A受審人は,その後もGPSプロッターを操作して画面を確認しなかったので,ヌハン瀬に向首していることも,第4号及び第5号両灯浮標の西側に渡久地水路の入口を示す第1号及び第2号両灯浮標が存在することにも気付かないまま,同一針路,速力で続航中,17時23分わずか前,目前に浅瀬を認めて機関を後進としたが,効なく,17時23分瀬底島灯台から040度1.2海里の地点において,原針路,原速力のまま,ヌハン瀬外縁部に乗り揚げた。
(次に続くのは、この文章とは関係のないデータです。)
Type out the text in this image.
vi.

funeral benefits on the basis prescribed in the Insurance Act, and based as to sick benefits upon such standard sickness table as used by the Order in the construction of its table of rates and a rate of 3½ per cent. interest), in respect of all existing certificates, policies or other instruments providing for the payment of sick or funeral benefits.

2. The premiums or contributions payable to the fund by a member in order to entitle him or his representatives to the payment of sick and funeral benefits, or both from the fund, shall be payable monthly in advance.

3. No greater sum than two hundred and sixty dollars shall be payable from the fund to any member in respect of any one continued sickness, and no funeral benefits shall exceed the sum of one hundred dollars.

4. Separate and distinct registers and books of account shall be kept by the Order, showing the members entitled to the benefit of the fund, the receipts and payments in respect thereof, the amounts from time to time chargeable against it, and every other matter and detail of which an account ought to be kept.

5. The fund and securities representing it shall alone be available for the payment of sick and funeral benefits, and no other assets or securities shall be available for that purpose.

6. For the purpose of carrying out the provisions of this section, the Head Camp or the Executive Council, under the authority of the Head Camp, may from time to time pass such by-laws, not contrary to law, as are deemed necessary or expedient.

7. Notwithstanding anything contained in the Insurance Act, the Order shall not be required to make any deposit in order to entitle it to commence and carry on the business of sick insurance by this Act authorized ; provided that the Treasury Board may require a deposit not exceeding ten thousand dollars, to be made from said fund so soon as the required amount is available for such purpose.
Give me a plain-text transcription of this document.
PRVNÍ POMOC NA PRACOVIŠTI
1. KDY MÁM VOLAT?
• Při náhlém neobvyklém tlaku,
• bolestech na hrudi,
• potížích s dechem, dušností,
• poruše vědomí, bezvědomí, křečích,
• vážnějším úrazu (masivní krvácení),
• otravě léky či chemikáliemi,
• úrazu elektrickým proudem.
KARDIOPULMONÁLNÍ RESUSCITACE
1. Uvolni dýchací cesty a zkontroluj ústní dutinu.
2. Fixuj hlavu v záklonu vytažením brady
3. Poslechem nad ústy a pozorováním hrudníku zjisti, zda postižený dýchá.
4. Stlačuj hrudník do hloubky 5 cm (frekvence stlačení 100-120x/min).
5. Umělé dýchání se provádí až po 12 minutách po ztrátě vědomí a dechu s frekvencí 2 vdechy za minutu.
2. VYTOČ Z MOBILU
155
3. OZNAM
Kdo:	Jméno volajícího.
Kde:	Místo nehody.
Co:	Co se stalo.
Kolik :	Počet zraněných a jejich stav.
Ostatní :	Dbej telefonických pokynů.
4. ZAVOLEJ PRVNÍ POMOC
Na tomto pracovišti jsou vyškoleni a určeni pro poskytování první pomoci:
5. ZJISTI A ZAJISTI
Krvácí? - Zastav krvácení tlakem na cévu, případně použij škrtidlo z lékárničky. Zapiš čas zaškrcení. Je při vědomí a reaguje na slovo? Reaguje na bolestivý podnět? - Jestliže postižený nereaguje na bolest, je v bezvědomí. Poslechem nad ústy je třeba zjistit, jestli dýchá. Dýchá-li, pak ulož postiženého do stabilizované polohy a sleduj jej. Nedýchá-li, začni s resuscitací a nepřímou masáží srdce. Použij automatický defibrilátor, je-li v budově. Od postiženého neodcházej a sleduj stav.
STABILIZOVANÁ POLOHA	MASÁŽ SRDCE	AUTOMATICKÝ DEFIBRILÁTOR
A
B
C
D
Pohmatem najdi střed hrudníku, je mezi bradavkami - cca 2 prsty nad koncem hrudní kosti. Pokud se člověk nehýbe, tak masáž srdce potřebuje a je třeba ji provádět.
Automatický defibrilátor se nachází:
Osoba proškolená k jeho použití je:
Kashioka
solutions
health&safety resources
当時,天候は晴で風力2の東北東風が吹き,潮候は下げ潮の中央期であった。
乗揚の結果,推進器軸及び同翼に曲損を,並びに舵板に欠損を生じたが,のち修理された。
(原因)
本件乗揚は,沖縄県瀬底島北岸沖において,浅礁が散在する水域に設けられた渡久地水路に向けて進行する際,水路調査が不十分で,同水路の北側に存在するヌハン瀬に向首進行したことによって発生したものである。
(受審人の所為)
A受審人は,沖縄県瀬底島北岸沖において,浅礁が散在する水域に設けられた渡久地水路に向けて進行する場合,それまで自ら操船して同水域を航行したことがなく,その水路事情に不案内であったから,同水路の北側に存在する浅礁に乗り揚げることのないよう,GPSプロッターを操作して同島北岸沖の水路調査を十分に行うべき注意義務があった。しかしながら,同受審人は,義父の操船する漁船で同水域を航行した際,一対の灯浮標の間を通過したのち瀬底水路を南下した記憶があったことから,同灯浮標を探してその間を通過すれば問題ないものと思い,水路調査を十分に行わなかった職務上の過失により,瀬底大橋の手前に視認した第4号及び第5号両灯浮標がそのときの灯浮標であると考え,両灯浮標の中央に向けて転針し,渡久地水路の北側に存在するヌハン瀬に向首進行して乗揚を招き,推進器軸及び同翼に曲損を,並びに舵板に欠損を生じさせるに至った。
以上のA受審人の所為に対しては,海難審判法第4条第2項の規定により,同法第5条第1項第3号を適用して同人を戒告する。